By Dominic Ponsford
The vicar of Fleet Street, Canon David Meara, has weighed in on the
side of journalists following a speech by the Archbishop of Canterbury
attacking the press.
Just hours after Canon Meara officiated at the service in St Bride’s
Church, Fleet Street, last week to commemorate Reuters moving to Canary
Wharf (see picture below), his boss Rowan Williams was criticising the
press in a speech at Lambeth Palace.
Williams
spoke of “lethally damaging” practices among journalists and an
“embarrassingly low level of trust in the profession”.
He
said: “High levels of adversarial and suspicious probing send the clear
message that any kind of concealment is guilty until proved innocent.”
And
he concluded: “A flourishing, morally credible media is a vital
component in the maintenance of genuinely public talk, argument about
common good.
“Such talk is not in rich supply just now, and it is only fair to ask what share of responsibility the media has for this.”
Meara
told Press Gazette: “I agreed with much of what he said, but I think in
a way he was choosing the wrong targets to attack. He made a rather
nice analogy between good journalism and a good conversation.

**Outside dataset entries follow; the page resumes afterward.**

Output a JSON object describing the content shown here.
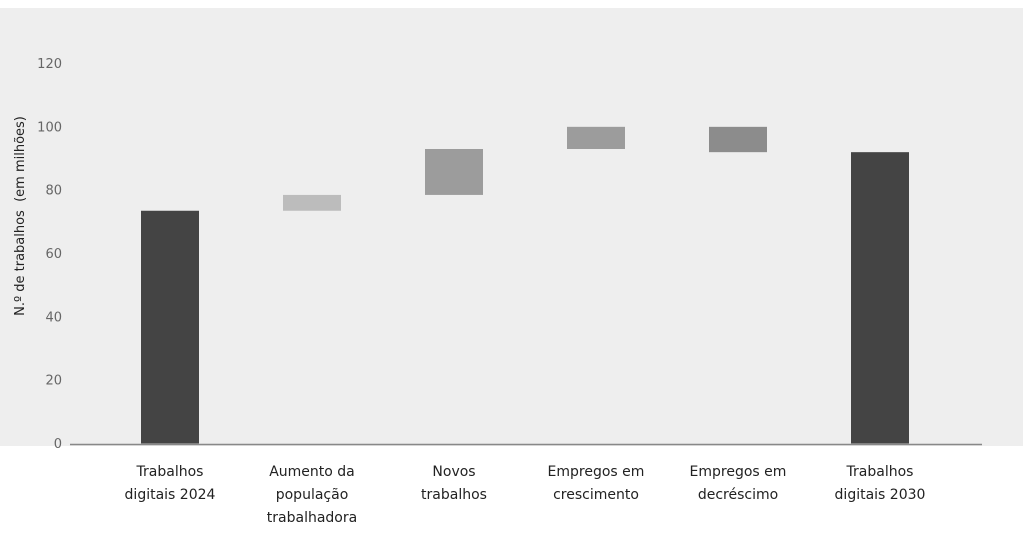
{
  "chart_data": {
    "type": "bar",
    "subtype": "waterfall",
    "ylabel": "N.º de trabalhos  (em milhões)",
    "xlabel": "",
    "ylim": [
      0,
      130
    ],
    "yticks": [
      "0",
      "20",
      "40",
      "60",
      "80",
      "100",
      "120"
    ],
    "categories": [
      [
        "Trabalhos",
        "digitais 2024"
      ],
      [
        "Aumento da",
        "população",
        "trabalhadora"
      ],
      [
        "Novos",
        "trabalhos"
      ],
      [
        "Empregos em",
        "crescimento"
      ],
      [
        "Empregos em",
        "decréscimo"
      ],
      [
        "Trabalhos",
        "digitais 2030"
      ]
    ],
    "bars": [
      {
        "start": 0,
        "end": 73.5,
        "kind": "total"
      },
      {
        "start": 73.5,
        "end": 78.5,
        "kind": "delta"
      },
      {
        "start": 78.5,
        "end": 93,
        "kind": "delta"
      },
      {
        "start": 93,
        "end": 100,
        "kind": "delta"
      },
      {
        "start": 100,
        "end": 92,
        "kind": "delta"
      },
      {
        "start": 0,
        "end": 92,
        "kind": "total"
      }
    ],
    "colors": {
      "plot_background": "#eeeeee",
      "axis": "#888888",
      "bars": [
        "#444444",
        "#bcbcbc",
        "#9c9c9c",
        "#9c9c9c",
        "#8c8c8c",
        "#444444"
      ]
    },
    "grid": false,
    "legend": "none"
  }
}
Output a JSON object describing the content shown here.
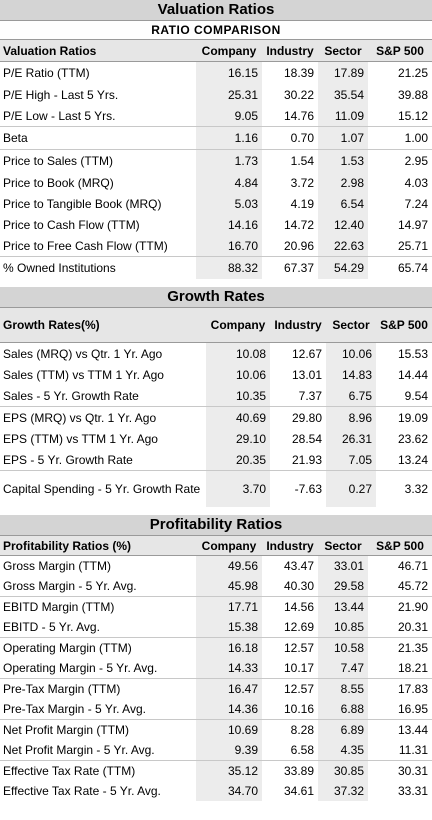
{
  "valuation": {
    "title": "Valuation Ratios",
    "subtitle": "RATIO COMPARISON",
    "columns": [
      "Valuation Ratios",
      "Company",
      "Industry",
      "Sector",
      "S&P 500"
    ],
    "rows": [
      [
        "P/E Ratio (TTM)",
        "16.15",
        "18.39",
        "17.89",
        "21.25"
      ],
      [
        "P/E High - Last 5 Yrs.",
        "25.31",
        "30.22",
        "35.54",
        "39.88"
      ],
      [
        "P/E Low - Last 5 Yrs.",
        "9.05",
        "14.76",
        "11.09",
        "15.12"
      ],
      [
        "Beta",
        "1.16",
        "0.70",
        "1.07",
        "1.00"
      ],
      [
        "Price to Sales (TTM)",
        "1.73",
        "1.54",
        "1.53",
        "2.95"
      ],
      [
        "Price to Book (MRQ)",
        "4.84",
        "3.72",
        "2.98",
        "4.03"
      ],
      [
        "Price to Tangible Book (MRQ)",
        "5.03",
        "4.19",
        "6.54",
        "7.24"
      ],
      [
        "Price to Cash Flow (TTM)",
        "14.16",
        "14.72",
        "12.40",
        "14.97"
      ],
      [
        "Price to Free Cash Flow (TTM)",
        "16.70",
        "20.96",
        "22.63",
        "25.71"
      ],
      [
        "% Owned Institutions",
        "88.32",
        "67.37",
        "54.29",
        "65.74"
      ]
    ]
  },
  "growth": {
    "title": "Growth Rates",
    "columns": [
      "Growth Rates(%)",
      "Company",
      "Industry",
      "Sector",
      "S&P 500"
    ],
    "rows": [
      [
        "Sales (MRQ) vs Qtr. 1 Yr. Ago",
        "10.08",
        "12.67",
        "10.06",
        "15.53"
      ],
      [
        "Sales (TTM) vs TTM 1 Yr. Ago",
        "10.06",
        "13.01",
        "14.83",
        "14.44"
      ],
      [
        "Sales - 5 Yr. Growth Rate",
        "10.35",
        "7.37",
        "6.75",
        "9.54"
      ],
      [
        "EPS (MRQ) vs Qtr. 1 Yr. Ago",
        "40.69",
        "29.80",
        "8.96",
        "19.09"
      ],
      [
        "EPS (TTM) vs TTM 1 Yr. Ago",
        "29.10",
        "28.54",
        "26.31",
        "23.62"
      ],
      [
        "EPS - 5 Yr. Growth Rate",
        "20.35",
        "21.93",
        "7.05",
        "13.24"
      ],
      [
        "Capital Spending - 5 Yr. Growth Rate",
        "3.70",
        "-7.63",
        "0.27",
        "3.32"
      ]
    ]
  },
  "profitability": {
    "title": "Profitability Ratios",
    "columns": [
      "Profitability Ratios (%)",
      "Company",
      "Industry",
      "Sector",
      "S&P 500"
    ],
    "rows": [
      [
        "Gross Margin (TTM)",
        "49.56",
        "43.47",
        "33.01",
        "46.71"
      ],
      [
        "Gross Margin - 5 Yr. Avg.",
        "45.98",
        "40.30",
        "29.58",
        "45.72"
      ],
      [
        "EBITD Margin (TTM)",
        "17.71",
        "14.56",
        "13.44",
        "21.90"
      ],
      [
        "EBITD - 5 Yr. Avg.",
        "15.38",
        "12.69",
        "10.85",
        "20.31"
      ],
      [
        "Operating Margin (TTM)",
        "16.18",
        "12.57",
        "10.58",
        "21.35"
      ],
      [
        "Operating Margin - 5 Yr. Avg.",
        "14.33",
        "10.17",
        "7.47",
        "18.21"
      ],
      [
        "Pre-Tax Margin (TTM)",
        "16.47",
        "12.57",
        "8.55",
        "17.83"
      ],
      [
        "Pre-Tax Margin - 5 Yr. Avg.",
        "14.36",
        "10.16",
        "6.88",
        "16.95"
      ],
      [
        "Net Profit Margin (TTM)",
        "10.69",
        "8.28",
        "6.89",
        "13.44"
      ],
      [
        "Net Profit Margin - 5 Yr. Avg.",
        "9.39",
        "6.58",
        "4.35",
        "11.31"
      ],
      [
        "Effective Tax Rate (TTM)",
        "35.12",
        "33.89",
        "30.85",
        "30.31"
      ],
      [
        "Effective Tax Rate - 5 Yr. Avg.",
        "34.70",
        "34.61",
        "37.32",
        "33.31"
      ]
    ]
  }
}
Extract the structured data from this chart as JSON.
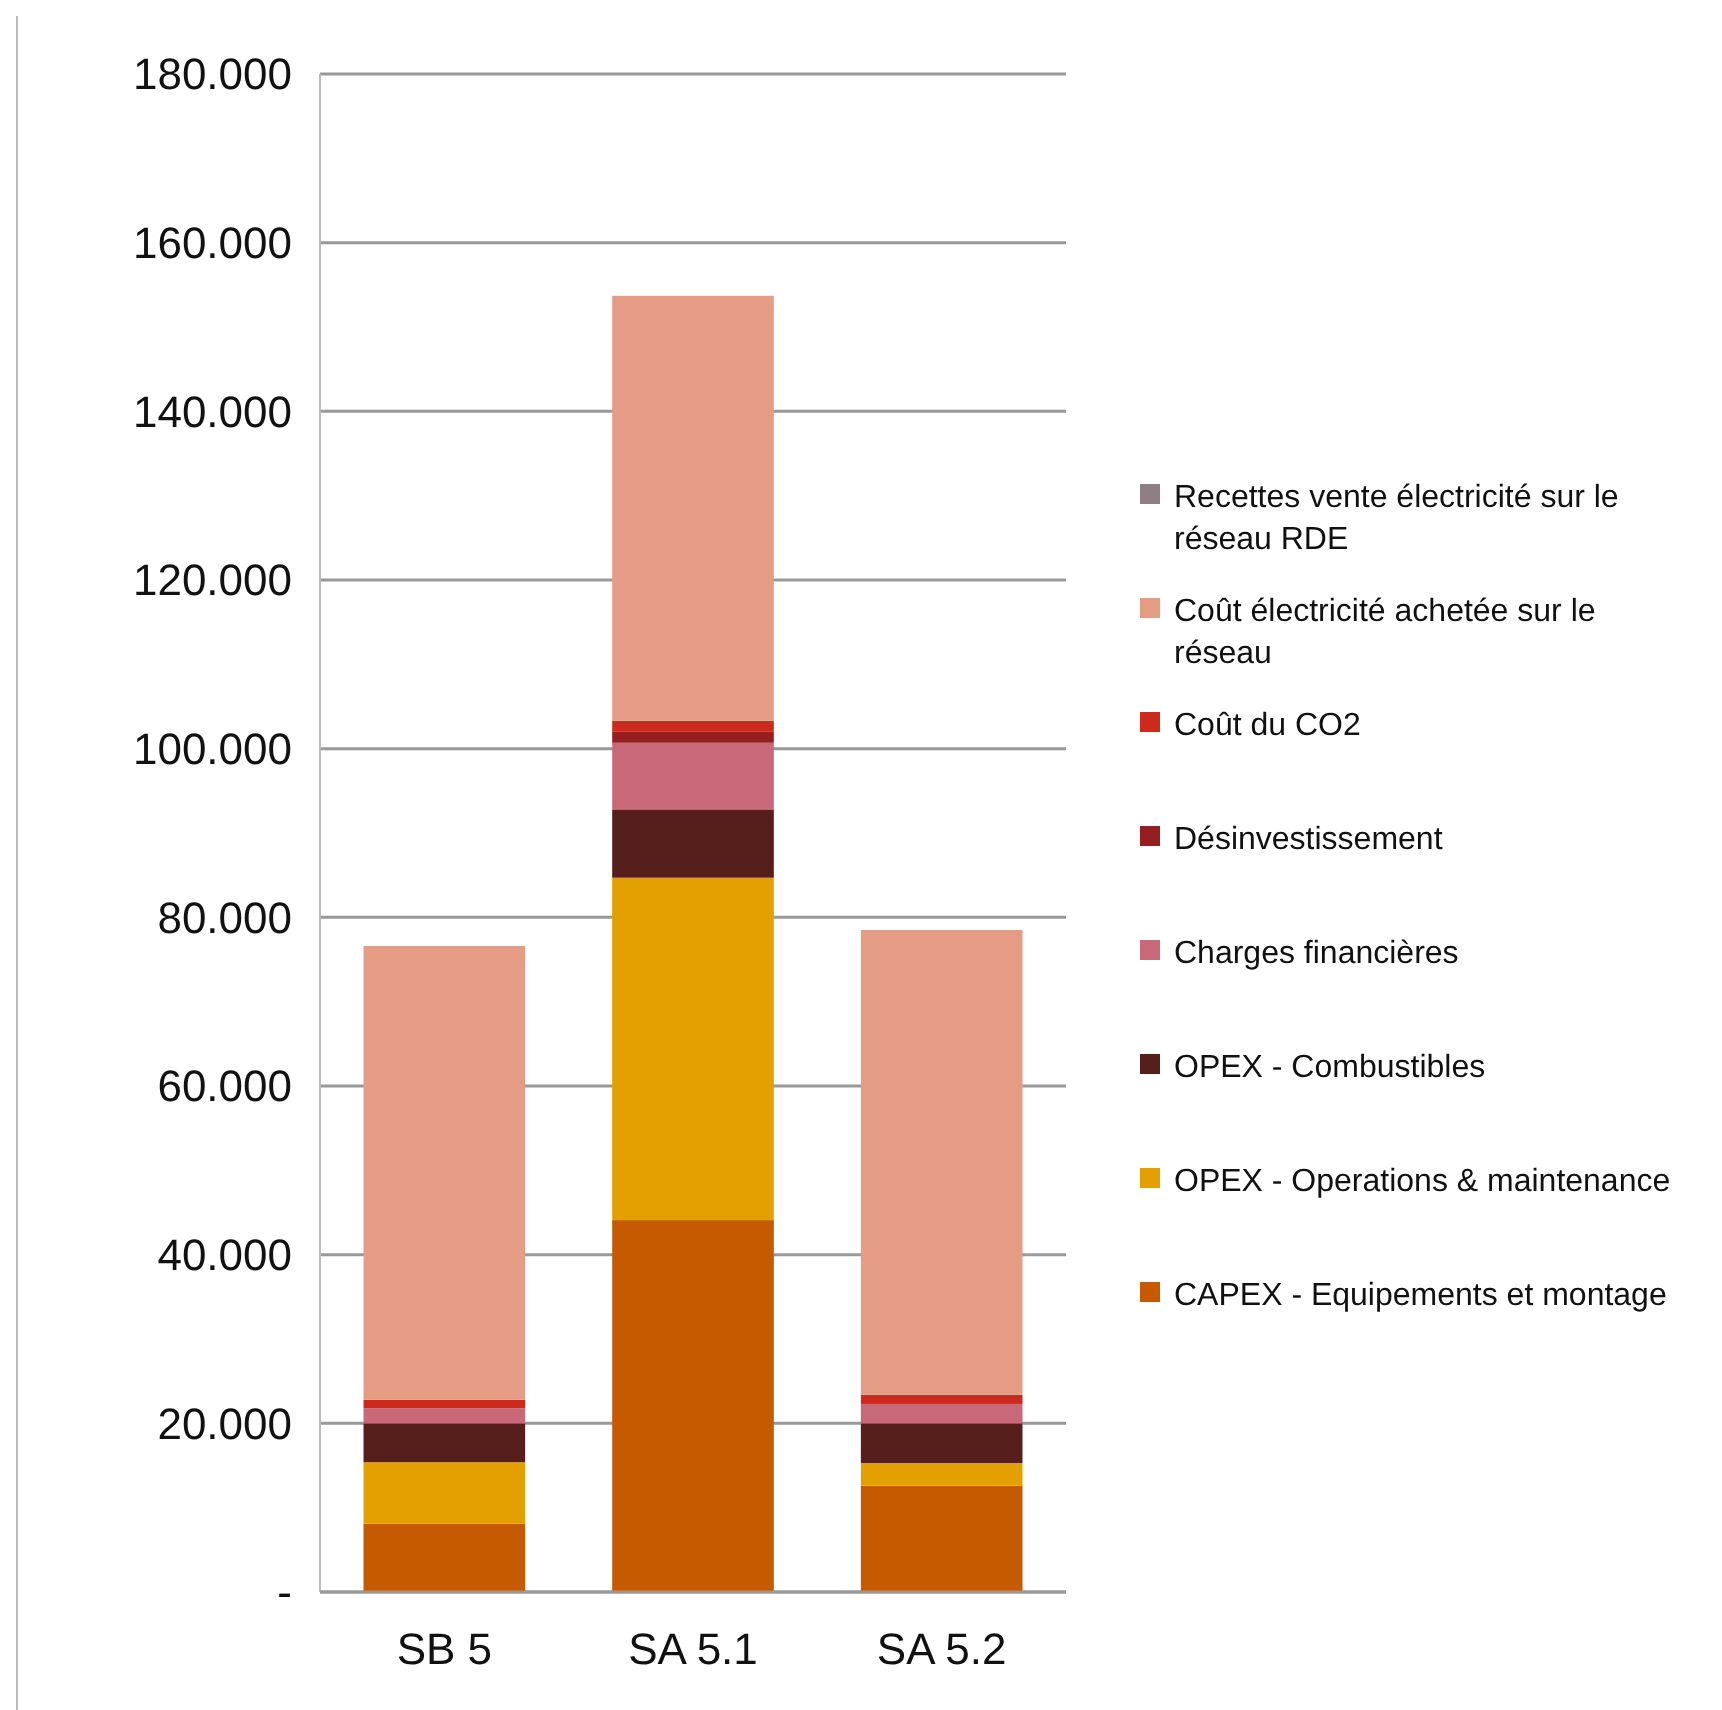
{
  "chart_data": {
    "type": "bar",
    "stacked": true,
    "categories": [
      "SB 5",
      "SA 5.1",
      "SA 5.2"
    ],
    "series": [
      {
        "name": "CAPEX - Equipements et montage",
        "color": "#c55a00",
        "values": [
          8.1,
          44.1,
          12.6
        ]
      },
      {
        "name": "OPEX - Operations & maintenance",
        "color": "#e3a000",
        "values": [
          7.3,
          40.6,
          2.7
        ]
      },
      {
        "name": "OPEX - Combustibles",
        "color": "#561f1c",
        "values": [
          4.6,
          8.1,
          4.7
        ]
      },
      {
        "name": "Charges financières",
        "color": "#c86878",
        "values": [
          1.8,
          7.9,
          2.3
        ]
      },
      {
        "name": "Désinvestissement",
        "color": "#961d20",
        "values": [
          0,
          1.3,
          0
        ]
      },
      {
        "name": "Coût du CO2",
        "color": "#cc2a1c",
        "values": [
          1.0,
          1.3,
          1.1
        ]
      },
      {
        "name": "Coût électricité achetée sur le réseau",
        "color": "#e49d84",
        "values": [
          53.8,
          50.4,
          55.1
        ]
      },
      {
        "name": "Recettes vente électricité sur le réseau RDE",
        "color": "#8e7f85",
        "values": [
          0,
          0,
          0
        ]
      }
    ],
    "ylim": [
      0,
      180
    ],
    "yticks": [
      {
        "value": 0,
        "label": "-"
      },
      {
        "value": 20,
        "label": "20.000"
      },
      {
        "value": 40,
        "label": "40.000"
      },
      {
        "value": 60,
        "label": "60.000"
      },
      {
        "value": 80,
        "label": "80.000"
      },
      {
        "value": 100,
        "label": "100.000"
      },
      {
        "value": 120,
        "label": "120.000"
      },
      {
        "value": 140,
        "label": "140.000"
      },
      {
        "value": 160,
        "label": "160.000"
      },
      {
        "value": 180,
        "label": "180.000"
      }
    ],
    "grid": "y",
    "legend": "right"
  }
}
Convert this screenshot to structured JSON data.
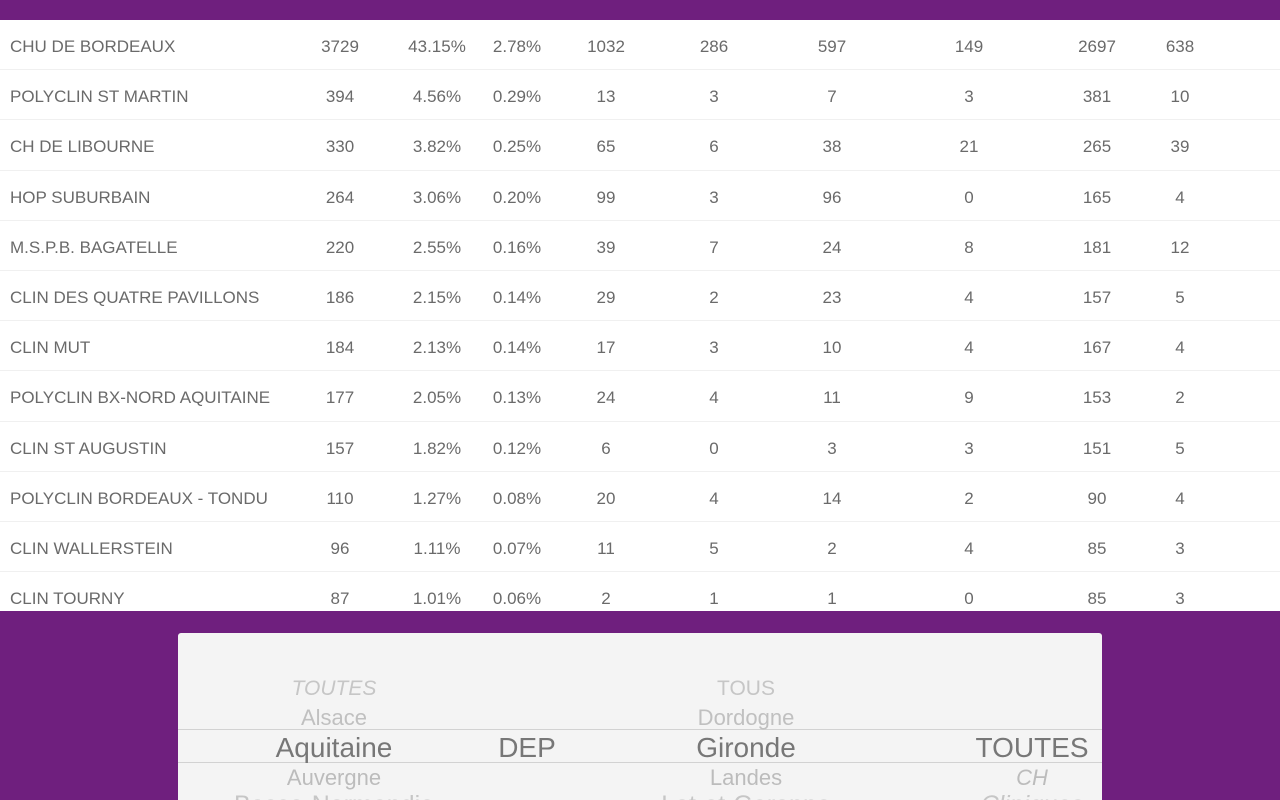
{
  "table": {
    "rows": [
      {
        "name": "CHU DE BORDEAUX",
        "values": [
          "3729",
          "43.15%",
          "2.78%",
          "1032",
          "286",
          "597",
          "149",
          "2697",
          "638"
        ]
      },
      {
        "name": "POLYCLIN ST MARTIN",
        "values": [
          "394",
          "4.56%",
          "0.29%",
          "13",
          "3",
          "7",
          "3",
          "381",
          "10"
        ]
      },
      {
        "name": "CH DE LIBOURNE",
        "values": [
          "330",
          "3.82%",
          "0.25%",
          "65",
          "6",
          "38",
          "21",
          "265",
          "39"
        ]
      },
      {
        "name": "HOP SUBURBAIN",
        "values": [
          "264",
          "3.06%",
          "0.20%",
          "99",
          "3",
          "96",
          "0",
          "165",
          "4"
        ]
      },
      {
        "name": "M.S.P.B. BAGATELLE",
        "values": [
          "220",
          "2.55%",
          "0.16%",
          "39",
          "7",
          "24",
          "8",
          "181",
          "12"
        ]
      },
      {
        "name": "CLIN DES QUATRE PAVILLONS",
        "values": [
          "186",
          "2.15%",
          "0.14%",
          "29",
          "2",
          "23",
          "4",
          "157",
          "5"
        ]
      },
      {
        "name": "CLIN MUT",
        "values": [
          "184",
          "2.13%",
          "0.14%",
          "17",
          "3",
          "10",
          "4",
          "167",
          "4"
        ]
      },
      {
        "name": "POLYCLIN BX-NORD AQUITAINE",
        "values": [
          "177",
          "2.05%",
          "0.13%",
          "24",
          "4",
          "11",
          "9",
          "153",
          "2"
        ]
      },
      {
        "name": "CLIN ST AUGUSTIN",
        "values": [
          "157",
          "1.82%",
          "0.12%",
          "6",
          "0",
          "3",
          "3",
          "151",
          "5"
        ]
      },
      {
        "name": "POLYCLIN BORDEAUX - TONDU",
        "values": [
          "110",
          "1.27%",
          "0.08%",
          "20",
          "4",
          "14",
          "2",
          "90",
          "4"
        ]
      },
      {
        "name": "CLIN WALLERSTEIN",
        "values": [
          "96",
          "1.11%",
          "0.07%",
          "11",
          "5",
          "2",
          "4",
          "85",
          "3"
        ]
      },
      {
        "name": "CLIN TOURNY",
        "values": [
          "87",
          "1.01%",
          "0.06%",
          "2",
          "1",
          "1",
          "0",
          "85",
          "3"
        ]
      }
    ]
  },
  "picker": {
    "region": {
      "options": [
        "TOUTES",
        "Alsace",
        "Aquitaine",
        "Auvergne",
        "Basse-Normandie"
      ],
      "selected": "Aquitaine"
    },
    "level": {
      "options": [
        "DEP"
      ],
      "selected": "DEP"
    },
    "department": {
      "options": [
        "TOUS",
        "Dordogne",
        "Gironde",
        "Landes",
        "Lot-et-Garonne"
      ],
      "selected": "Gironde"
    },
    "category": {
      "options": [
        "TOUTES",
        "CH",
        "Cliniques"
      ],
      "selected": "TOUTES"
    }
  },
  "colors": {
    "brand_purple": "#6f1f7e",
    "text_gray": "#6a6a6a"
  }
}
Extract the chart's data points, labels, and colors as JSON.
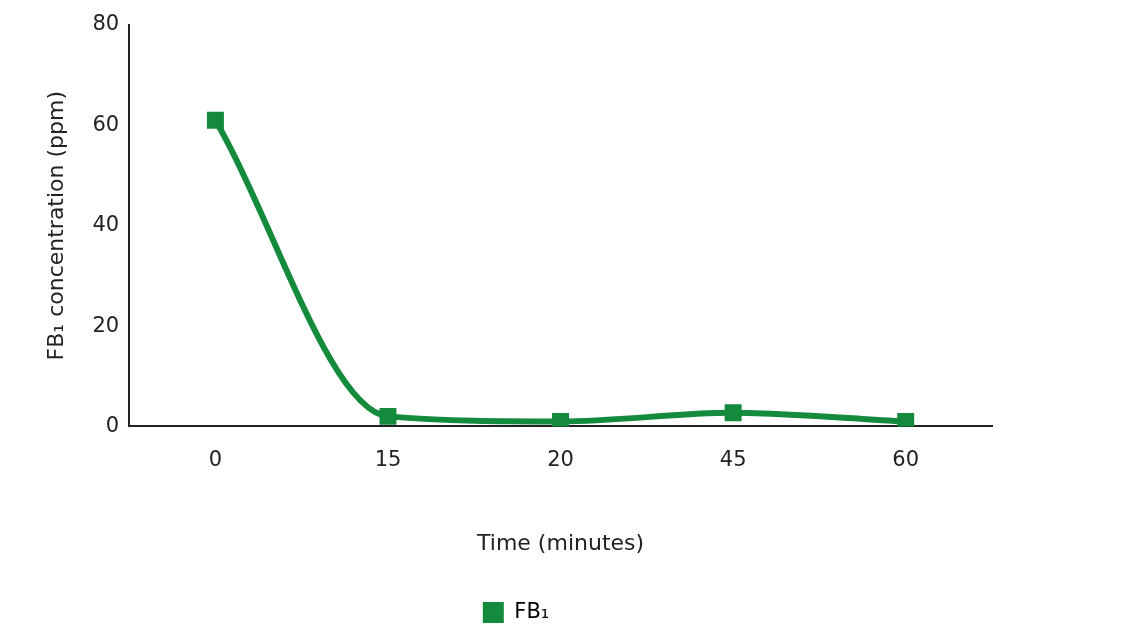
{
  "chart_data": {
    "type": "line",
    "xlabel": "Time (minutes)",
    "ylabel": "FB₁ concentration (ppm)",
    "categories": [
      "0",
      "15",
      "20",
      "45",
      "60"
    ],
    "series": [
      {
        "name": "FB₁",
        "color": "#138a3c",
        "values": [
          61,
          2,
          1,
          2.7,
          1
        ]
      }
    ],
    "ylim": [
      0,
      80
    ],
    "yticks": [
      0,
      20,
      40,
      60,
      80
    ],
    "grid": false,
    "legend": "bottom",
    "marker": "square",
    "line_style": "solid"
  }
}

“It seems to me that on that score the press does quite well – he seemed to lump together journalism as a whole.
“In
terms of having a conversation I think that local and regional
newspapers are very good at having that ongoing relationship with
readers. And even the nationals are getting better: Mary Ann Sieghart
from The Times was telling me she has an email address at the end of
her stories and she gets lots of feedback and does have an ongoing
email conversation with her readers.
“And broadcasters are also getting quite sophisticated at maintaining some sort of interactive relationship with their viewers.
“When
I was first appointed at St Bride’s people said things like ‘if you sup
with the devil use a long spoon, these are dangerous people’. But the
journalists I’ve dealt with have been, without exception, delightful
people.”
Canon Meara also spoke up in support of the press by writing a piece in this week’s News of the World.
He
wrote: “There is sensuality about the printed word, about the feel of a
newspaper – the familiar masthead, the reassuring sequence of pages.
Does that make me feel like a complete saddo? If so, I’m proud to be
sad because I love newspapers and I’m proud of our newspaper industry.”